Review Summary: ADTR finally decides they want to be taken seriously with ‘What Seperates Me From You.’
To me, A Day to Remember always seemed like the band everybody loved to hate or listened to in secret as a “guilty pleasure.” It’s ok now ADTR fans. You can hold your head up high.
What Seperates Me From You is a shame and guilt free experience.
Previously, the band chose to mix two genres that don’t tend hang out in the same social groups. The mixing of pop punk and hardcore had mixed results, but this time around something feels different. Things are really starting to click this time. While
Homesick made a few improvements over
For Those Who Have Heart, it still made some of the same mistakes (and even some new ones) and left a little (or a lot) to be desired. With
What Seperates Me From You we get 10 very focused tracks instead of 14 or 15 decent tracks with a few gems in the rough. We’re getting quality over quantity and it’s a much better deal.

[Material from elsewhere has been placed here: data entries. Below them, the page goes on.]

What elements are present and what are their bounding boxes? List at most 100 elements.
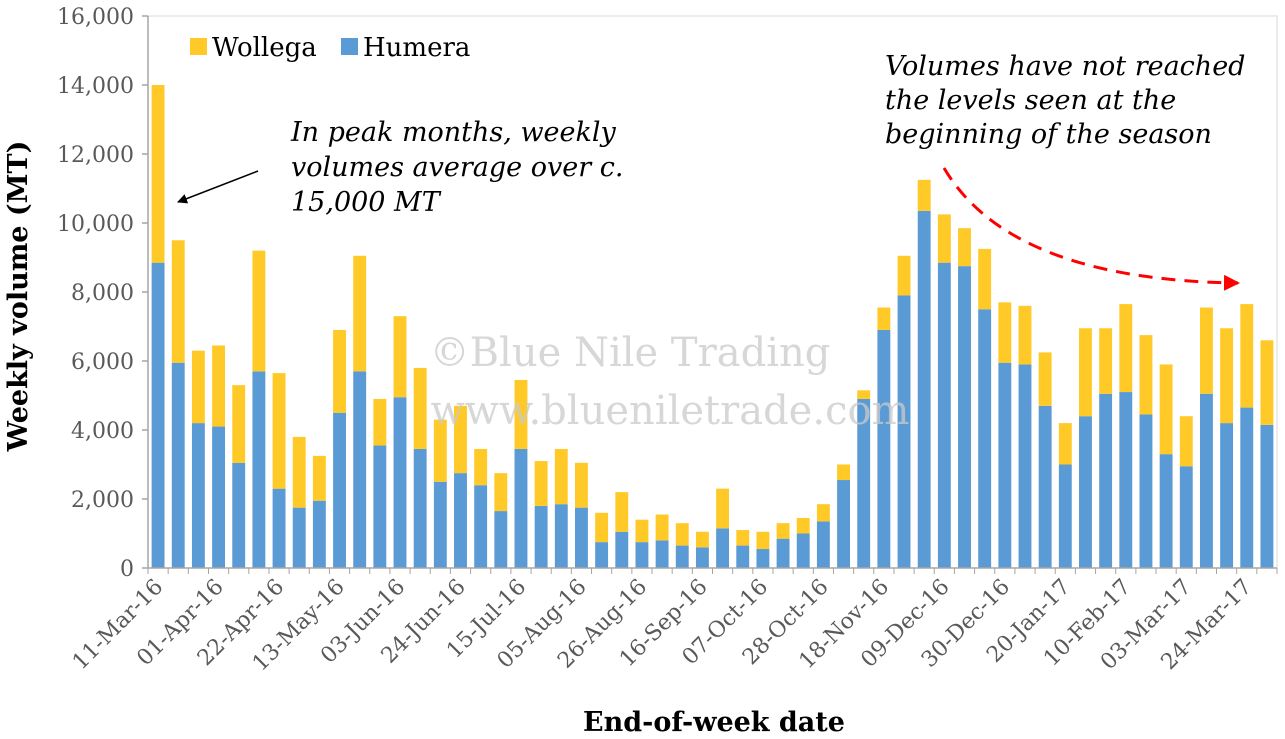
x-axis: 11-Mar-1601-Apr-1622-Apr-1613-May-1603-J…: [68, 567, 1278, 676]
legend-swatch-humera: [341, 38, 358, 55]
bar-humera-02-Dec-16: [917, 210, 931, 569]
bar-wollega-10-Jun-16: [413, 367, 427, 449]
bar-humera-14-Oct-16: [776, 538, 790, 568]
bar-humera-02-Sep-16: [655, 540, 669, 568]
bar-humera-25-Mar-16: [191, 423, 205, 568]
bar-humera-29-Apr-16: [292, 507, 306, 568]
bar-wollega-29-Apr-16: [292, 436, 306, 508]
bar-humera-11-Mar-16: [151, 262, 165, 568]
bar-wollega-09-Sep-16: [675, 523, 689, 546]
y-tick-label: 6,000: [71, 350, 134, 375]
watermark-line-2: www.bluenile­trade.com: [431, 388, 910, 434]
bar-wollega-29-Jul-16: [554, 448, 568, 505]
bar-humera-10-Mar-17: [1199, 393, 1213, 568]
annotation-peak-arrow: [177, 170, 259, 204]
bar-wollega-10-Mar-17: [1199, 307, 1213, 394]
bar-humera-15-Jul-16: [514, 448, 528, 568]
bar-wollega-21-Oct-16: [796, 517, 810, 534]
bar-humera-28-Oct-16: [816, 521, 830, 568]
bar-humera-23-Sep-16: [716, 528, 730, 568]
bar-wollega-24-Jun-16: [454, 405, 467, 474]
bars-group: [151, 85, 1274, 569]
legend-label-humera: Humera: [363, 33, 470, 63]
y-tick-label: 12,000: [57, 143, 134, 168]
bar-wollega-15-Jul-16: [514, 379, 528, 449]
legend-label-wollega: Wollega: [212, 33, 317, 63]
annotation-peak-line-3: 15,000 MT: [291, 187, 442, 218]
bar-humera-31-Mar-17: [1260, 424, 1274, 568]
bar-wollega-03-Jun-16: [393, 316, 407, 398]
bar-wollega-16-Dec-16: [958, 228, 971, 267]
bar-wollega-16-Sep-16: [695, 531, 709, 548]
bar-wollega-01-Apr-16: [212, 345, 226, 427]
bar-wollega-27-Jan-17: [1079, 328, 1092, 417]
bar-wollega-30-Sep-16: [736, 530, 750, 546]
bar-humera-12-Aug-16: [595, 542, 609, 568]
bar-humera-29-Jul-16: [554, 504, 568, 568]
bar-humera-16-Sep-16: [695, 547, 709, 568]
y-axis: 0 2,000 4,000 6,000 8,000 10,000 12,000 14,000 1…: [57, 5, 149, 582]
bar-humera-30-Dec-16: [998, 362, 1012, 568]
bar-wollega-17-Jun-16: [433, 419, 447, 482]
bar-humera-08-Jul-16: [494, 511, 508, 568]
bar-humera-20-Jan-17: [1058, 464, 1072, 568]
annotation-decline-line-1: Volumes have not reached: [885, 51, 1245, 82]
bar-humera-05-Aug-16: [575, 507, 588, 568]
bar-humera-11-Nov-16: [857, 398, 871, 568]
bar-humera-19-Aug-16: [615, 531, 629, 568]
bar-wollega-25-Mar-16: [191, 350, 205, 424]
bar-humera-09-Dec-16: [937, 262, 951, 568]
bar-wollega-08-Apr-16: [232, 385, 246, 463]
annotation-peak: In peak months, weekly volumes average o…: [177, 117, 623, 218]
bar-wollega-06-Jan-17: [1018, 305, 1032, 365]
bar-wollega-18-Nov-16: [877, 307, 891, 330]
bar-humera-03-Jun-16: [393, 397, 407, 568]
bar-humera-01-Jul-16: [474, 485, 488, 568]
bar-humera-13-Jan-17: [1038, 405, 1052, 568]
bar-wollega-01-Jul-16: [474, 448, 488, 486]
bar-wollega-28-Oct-16: [816, 504, 830, 522]
bar-humera-20-May-16: [353, 371, 367, 568]
bar-wollega-22-Apr-16: [272, 373, 286, 489]
annotation-decline: Volumes have not reached the levels seen…: [885, 51, 1245, 291]
bar-wollega-02-Dec-16: [917, 179, 931, 211]
y-tick-label: 2,000: [71, 488, 134, 513]
bar-humera-15-Apr-16: [252, 371, 266, 568]
bar-humera-24-Jun-16: [454, 473, 467, 568]
legend: Wollega Humera: [190, 33, 470, 63]
bar-wollega-03-Feb-17: [1099, 328, 1113, 394]
bar-wollega-10-Feb-17: [1119, 304, 1133, 393]
bar-humera-10-Jun-16: [413, 448, 427, 568]
bar-humera-17-Jun-16: [433, 481, 447, 568]
y-tick-label: 10,000: [57, 212, 134, 237]
bar-wollega-19-Aug-16: [615, 492, 629, 532]
bar-wollega-20-May-16: [353, 255, 367, 372]
x-axis-title: End-of-week date: [583, 707, 845, 738]
watermark-line-1: ©Blue Nile Trading: [430, 330, 831, 376]
bar-humera-23-Dec-16: [978, 309, 992, 568]
bar-wollega-18-Mar-16: [171, 240, 185, 363]
bar-humera-24-Feb-17: [1159, 454, 1173, 568]
bar-wollega-14-Oct-16: [776, 523, 790, 539]
bar-humera-22-Jul-16: [534, 505, 548, 568]
bar-humera-13-May-16: [333, 412, 346, 568]
y-tick-label: 0: [120, 557, 134, 582]
bar-humera-21-Oct-16: [796, 533, 810, 568]
bar-humera-01-Apr-16: [212, 426, 226, 568]
bar-humera-08-Apr-16: [232, 462, 246, 568]
bar-humera-30-Sep-16: [736, 545, 750, 568]
bar-humera-27-May-16: [373, 445, 387, 568]
bar-wollega-04-Nov-16: [837, 464, 850, 481]
bar-wollega-26-Aug-16: [635, 519, 649, 543]
bar-humera-25-Nov-16: [897, 295, 911, 568]
bar-wollega-17-Feb-17: [1139, 335, 1153, 415]
bar-wollega-02-Sep-16: [655, 514, 669, 541]
bar-wollega-31-Mar-17: [1260, 340, 1274, 425]
annotation-decline-line-2: the levels seen at the: [885, 85, 1176, 116]
annotation-peak-line-1: In peak months, weekly: [290, 117, 617, 148]
bar-wollega-13-May-16: [333, 329, 346, 413]
annotation-decline-arrow: [942, 167, 1240, 291]
y-tick-label: 8,000: [71, 281, 134, 306]
bar-humera-06-May-16: [312, 500, 326, 568]
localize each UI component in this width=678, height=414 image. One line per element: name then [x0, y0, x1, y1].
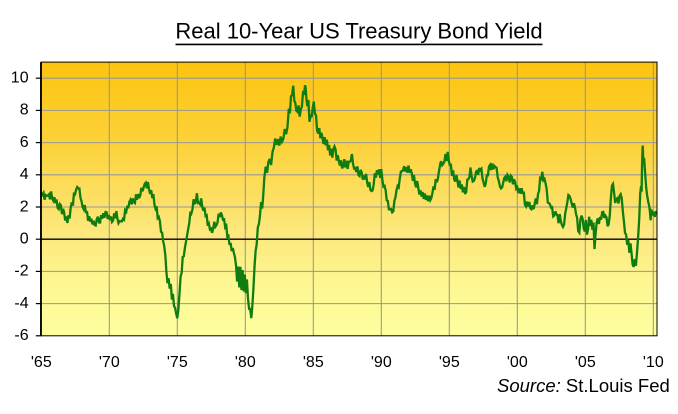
svg-text:'70: '70 — [99, 354, 120, 371]
svg-text:-6: -6 — [14, 327, 28, 344]
svg-text:-2: -2 — [14, 263, 28, 280]
svg-text:8: 8 — [20, 102, 29, 119]
svg-text:'05: '05 — [575, 354, 596, 371]
svg-text:Real 10-Year US Treasury Bond: Real 10-Year US Treasury Bond Yield — [175, 18, 542, 43]
svg-text:4: 4 — [20, 166, 29, 183]
svg-text:-4: -4 — [14, 295, 28, 312]
svg-text:'95: '95 — [439, 354, 460, 371]
svg-text:'65: '65 — [31, 354, 52, 371]
svg-text:'10: '10 — [643, 354, 664, 371]
svg-text:2: 2 — [20, 198, 29, 215]
svg-text:'00: '00 — [507, 354, 528, 371]
svg-text:0: 0 — [20, 231, 29, 248]
svg-text:'85: '85 — [303, 354, 324, 371]
svg-text:6: 6 — [20, 134, 29, 151]
svg-text:10: 10 — [11, 70, 29, 87]
svg-text:'75: '75 — [167, 354, 188, 371]
svg-text:Source: St.Louis Fed: Source: St.Louis Fed — [497, 375, 670, 396]
svg-text:'90: '90 — [371, 354, 392, 371]
svg-text:'80: '80 — [235, 354, 256, 371]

Quite a bit has been improved on
What Seperates Me From You. The screaming and singing vocals are much better and the guitar work is a step up as well. The lead guitar is actually engaging and more front and center. Before, if and when it showed up, it usually got lost in the mix or just didn’t do anything interesting (or both).
The genre mixing is more sectioned off here. Before ADTR would throw in hardcore breakdowns or catchy pop punk choruses in places that felt forced and ended up ruining a perfectly good song. Instead of forcing these two somewhat conflicting genres together, they are given space to work on their own. On
What Seperates Me From You we get more of an overall rock feel with some pop punk and hardcore thrown in. With the hardcore (or metalcore, whatever you want to call it) songs, they don’t switch over to the pop punk chorus anymore. Instead, we are treated to more of an upbeat rock feel without the nasally vocals. It is a much better alternative. “Sticks and Bricks” and “You be Tails, I’ll be Sonic” are the two tracks that fit this description the best. Then there is “2nd Sucks,” which is just two and half minutes of anger molded into a track of raging vocals and heavy guitars that work together to build the tension as it tears through a war-path. “It’s Complicated” and “All Signs Point to Lauderdale” bring the pop-punk back in full force. They are very well-done, catchy and are enjoyable to listen to. Songs like “Better off This Way” and “Out of Time” have more of an edge than the pop-punk tracks, mixing rock styled verses with catchier pop injected choruses that transition back and forth nicely. They dropped the “Hey, let’s all play as fast as we can” pop-punk style that was made popular and abused by so many bands before them, like Green Day, New Found Glory, MxPx and Blink 182. I enjoyed that stuff in my teens, but now it just feels simple, boring and repetitive.
A Day to Remember is really heading in a good direction with this release. They took things they did before with more success this time, while trying a couple of new ideas and getting rid of some things that were holding them back. It’s not perfect by any means though. I think they could use a few more of the hardcore songs in there. They are done so much better this time around but only appear on about a third of the album. Also, some new song topics could be thrown in the mix with some more attention to the quality of the lyrics (seriously, who hasn’t thought of rhyming luck with f*ck?). It kind of feels like several lyrical topics are just being re-hashed from
For Those Who Have Heart onward. The bass and drums never really stick out either. They are just kind of there. Maybe if the band worked up their technique a little for the next album things could really start coming together.
ADTR did it. They turned me. I will actually be looking forward to their next release instead of buying them on a whim at the local Hastings bargain bin.